ReplyDeleteJohn was in town last night. We decided "font size."
ReplyDeleteJ-
ReplyDeleteExcellent, I haven't read this yet, but I just ordered a copy (I'll probably report back on here with some thoughts).
A- It's funny you mention /Let us Now Praise Famous Men/, as I started re-reading it about a week ago.
I don't think it necessarily has to be short, but I do think it needs to read like it's short, if that makes sense. I think the essay, despite it's ability to meander, still feels more focused in the moment than memoir. You don't see as much set up/exposition ("Looking back, I...") in an essay, for example.
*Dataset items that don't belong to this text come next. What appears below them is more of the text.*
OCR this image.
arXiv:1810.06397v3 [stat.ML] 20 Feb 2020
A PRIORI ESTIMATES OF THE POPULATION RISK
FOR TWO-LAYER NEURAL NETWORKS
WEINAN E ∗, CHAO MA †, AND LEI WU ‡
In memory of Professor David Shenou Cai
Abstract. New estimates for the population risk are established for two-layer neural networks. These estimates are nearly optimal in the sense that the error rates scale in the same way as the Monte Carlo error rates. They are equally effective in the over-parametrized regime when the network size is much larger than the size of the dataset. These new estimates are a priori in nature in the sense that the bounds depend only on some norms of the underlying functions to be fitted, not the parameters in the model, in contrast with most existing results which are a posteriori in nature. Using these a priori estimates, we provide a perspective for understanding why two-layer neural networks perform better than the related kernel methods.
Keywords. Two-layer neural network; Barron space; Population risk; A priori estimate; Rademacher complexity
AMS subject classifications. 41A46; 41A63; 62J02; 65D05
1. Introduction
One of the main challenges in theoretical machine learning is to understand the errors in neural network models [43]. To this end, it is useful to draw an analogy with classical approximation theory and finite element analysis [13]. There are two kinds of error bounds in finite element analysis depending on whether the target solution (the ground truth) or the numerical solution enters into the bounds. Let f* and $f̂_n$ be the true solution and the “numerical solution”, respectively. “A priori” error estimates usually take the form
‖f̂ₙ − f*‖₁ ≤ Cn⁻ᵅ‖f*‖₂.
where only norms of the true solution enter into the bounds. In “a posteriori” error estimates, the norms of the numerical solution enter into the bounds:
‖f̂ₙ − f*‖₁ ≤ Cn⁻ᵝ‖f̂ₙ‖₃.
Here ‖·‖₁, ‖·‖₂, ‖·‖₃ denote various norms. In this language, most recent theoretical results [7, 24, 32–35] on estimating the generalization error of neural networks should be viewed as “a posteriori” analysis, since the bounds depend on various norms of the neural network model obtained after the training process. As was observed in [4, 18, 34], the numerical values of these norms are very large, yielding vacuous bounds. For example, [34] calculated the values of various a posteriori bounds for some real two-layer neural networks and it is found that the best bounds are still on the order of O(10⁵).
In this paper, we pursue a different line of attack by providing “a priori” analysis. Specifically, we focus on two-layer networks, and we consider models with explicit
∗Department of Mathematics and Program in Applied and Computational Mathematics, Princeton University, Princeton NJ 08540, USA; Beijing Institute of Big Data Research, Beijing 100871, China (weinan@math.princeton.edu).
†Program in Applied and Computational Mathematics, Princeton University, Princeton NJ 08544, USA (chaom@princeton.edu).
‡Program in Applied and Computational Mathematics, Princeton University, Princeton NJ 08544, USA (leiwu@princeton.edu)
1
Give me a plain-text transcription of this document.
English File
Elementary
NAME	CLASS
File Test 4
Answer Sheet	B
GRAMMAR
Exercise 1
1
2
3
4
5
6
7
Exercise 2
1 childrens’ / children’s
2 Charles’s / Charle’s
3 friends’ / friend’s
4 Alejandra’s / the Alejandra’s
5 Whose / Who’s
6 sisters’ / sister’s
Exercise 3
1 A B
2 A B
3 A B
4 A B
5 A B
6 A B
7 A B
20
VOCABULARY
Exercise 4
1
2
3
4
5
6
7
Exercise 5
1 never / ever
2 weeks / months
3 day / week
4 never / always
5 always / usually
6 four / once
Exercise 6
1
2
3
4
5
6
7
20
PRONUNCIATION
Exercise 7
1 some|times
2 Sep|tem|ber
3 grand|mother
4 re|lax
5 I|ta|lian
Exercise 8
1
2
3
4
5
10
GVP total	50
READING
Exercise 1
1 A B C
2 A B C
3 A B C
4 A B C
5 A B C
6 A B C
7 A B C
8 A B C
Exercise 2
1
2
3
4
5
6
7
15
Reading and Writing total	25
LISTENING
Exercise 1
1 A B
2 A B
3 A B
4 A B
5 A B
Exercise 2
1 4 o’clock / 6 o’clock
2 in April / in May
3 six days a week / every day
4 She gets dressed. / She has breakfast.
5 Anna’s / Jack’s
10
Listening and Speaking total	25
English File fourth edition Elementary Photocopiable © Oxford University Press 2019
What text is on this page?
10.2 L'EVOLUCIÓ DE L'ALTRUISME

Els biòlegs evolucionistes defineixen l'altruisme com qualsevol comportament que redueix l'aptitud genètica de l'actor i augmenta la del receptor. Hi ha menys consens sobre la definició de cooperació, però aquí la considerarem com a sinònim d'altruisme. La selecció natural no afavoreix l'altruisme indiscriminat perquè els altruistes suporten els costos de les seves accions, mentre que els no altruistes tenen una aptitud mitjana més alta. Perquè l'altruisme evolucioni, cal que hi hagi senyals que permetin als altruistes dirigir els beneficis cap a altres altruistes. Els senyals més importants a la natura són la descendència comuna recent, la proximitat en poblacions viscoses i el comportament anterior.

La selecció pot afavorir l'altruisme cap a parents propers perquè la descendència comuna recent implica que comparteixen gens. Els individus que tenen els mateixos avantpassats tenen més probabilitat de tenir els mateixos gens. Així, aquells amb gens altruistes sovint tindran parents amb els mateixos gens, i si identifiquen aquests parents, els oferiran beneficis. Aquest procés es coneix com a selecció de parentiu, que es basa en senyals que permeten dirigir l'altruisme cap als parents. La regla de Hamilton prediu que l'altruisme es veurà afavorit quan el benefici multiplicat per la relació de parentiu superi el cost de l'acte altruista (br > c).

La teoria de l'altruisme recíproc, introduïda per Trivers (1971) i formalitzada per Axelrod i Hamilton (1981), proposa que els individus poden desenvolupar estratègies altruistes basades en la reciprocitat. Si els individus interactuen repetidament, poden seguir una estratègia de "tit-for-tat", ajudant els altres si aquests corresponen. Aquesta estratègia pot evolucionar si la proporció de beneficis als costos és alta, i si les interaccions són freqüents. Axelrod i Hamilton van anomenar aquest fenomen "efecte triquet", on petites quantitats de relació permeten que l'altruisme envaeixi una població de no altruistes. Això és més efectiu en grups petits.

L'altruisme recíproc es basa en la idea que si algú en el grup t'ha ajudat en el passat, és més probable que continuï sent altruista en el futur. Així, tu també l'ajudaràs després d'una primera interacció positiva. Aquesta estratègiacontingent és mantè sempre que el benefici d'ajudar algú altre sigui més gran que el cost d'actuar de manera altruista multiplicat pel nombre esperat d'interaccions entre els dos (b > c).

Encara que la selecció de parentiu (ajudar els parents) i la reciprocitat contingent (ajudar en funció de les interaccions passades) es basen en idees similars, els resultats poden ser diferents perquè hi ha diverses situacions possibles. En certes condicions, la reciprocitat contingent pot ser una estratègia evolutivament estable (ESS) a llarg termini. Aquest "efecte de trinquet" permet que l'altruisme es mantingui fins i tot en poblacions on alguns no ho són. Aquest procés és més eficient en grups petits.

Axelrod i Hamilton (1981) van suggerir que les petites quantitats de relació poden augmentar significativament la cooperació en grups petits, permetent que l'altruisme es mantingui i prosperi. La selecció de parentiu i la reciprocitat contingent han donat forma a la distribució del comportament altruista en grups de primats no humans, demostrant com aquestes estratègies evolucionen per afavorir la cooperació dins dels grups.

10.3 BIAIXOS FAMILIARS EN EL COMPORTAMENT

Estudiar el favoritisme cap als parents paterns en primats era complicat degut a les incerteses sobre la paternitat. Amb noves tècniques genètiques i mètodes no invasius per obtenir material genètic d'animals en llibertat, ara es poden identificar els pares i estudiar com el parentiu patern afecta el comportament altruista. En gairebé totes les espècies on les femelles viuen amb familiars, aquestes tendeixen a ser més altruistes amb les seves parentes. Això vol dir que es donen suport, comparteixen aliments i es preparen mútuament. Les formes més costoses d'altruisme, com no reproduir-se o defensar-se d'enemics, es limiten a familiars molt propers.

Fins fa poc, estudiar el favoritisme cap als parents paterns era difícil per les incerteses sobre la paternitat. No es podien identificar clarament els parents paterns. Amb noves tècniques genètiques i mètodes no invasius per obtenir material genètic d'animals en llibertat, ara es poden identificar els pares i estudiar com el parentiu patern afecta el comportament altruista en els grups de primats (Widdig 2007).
Agreeing with the 3rd point as well: my thesis is a collection of essays that feel connected to me, but apparently they don't read that way to anyone else. I've been thinking a lot about book-length essays lately, mainly because I'm trying to figure out the best way to weave my shorter works into something that better accumulates.
N-
bigger=better? I'll start submitting work in 36-point!
Why does it have to read like it's short? Do you mean that it should have some kind of formal element that unifies it? Or that it simply has to read like a /project,/ and not a bunch of projects stuck together?
ReplyDeleteYeah, mainly I think it has to read like a project.
ReplyDeleteI fear I may be venturing into more of an essay/memoir comparison, but the essay (including book-length) usually feels like a series of events that gradually build in some unexpected fashion. Memoir, although also a series of events, typically seems to build toward a foregone conclusion. For example, I can read the first 15 pages of /The Duke of Deception/ and tell you, regardless of any surprises along the way, that I'm going to be reading primarily about a complicated father/son relationship.
I think it's the essay's ability to jump around that makes it "read like it's short," since individual scenes/sections tend to feel more self-contained.
I'm thinking it has to do with the capacity of a brain, too. And the essay has a lot to do with brain, in that it is the form that most accurately models the way in which we think (or maybe I should say it most accurately simulates the way that a particular essayist's brain does its thinking thing). So if we think of a book as an essay we might want to think of it as (possibly) being held within one brain, possibly in one sitting, possibly in one movement. Which is why it's easier for this reader anyhow to track some more poetic essays, since the style can act as a clear formal unifier.
ReplyDeleteI agree with you that the movement of an essay is different than the movement of a memoir. That it is more brainlike. Which means probably (or apparently) unpredictable. Which makes stream of consciousness as a fictional technique a very essayish move.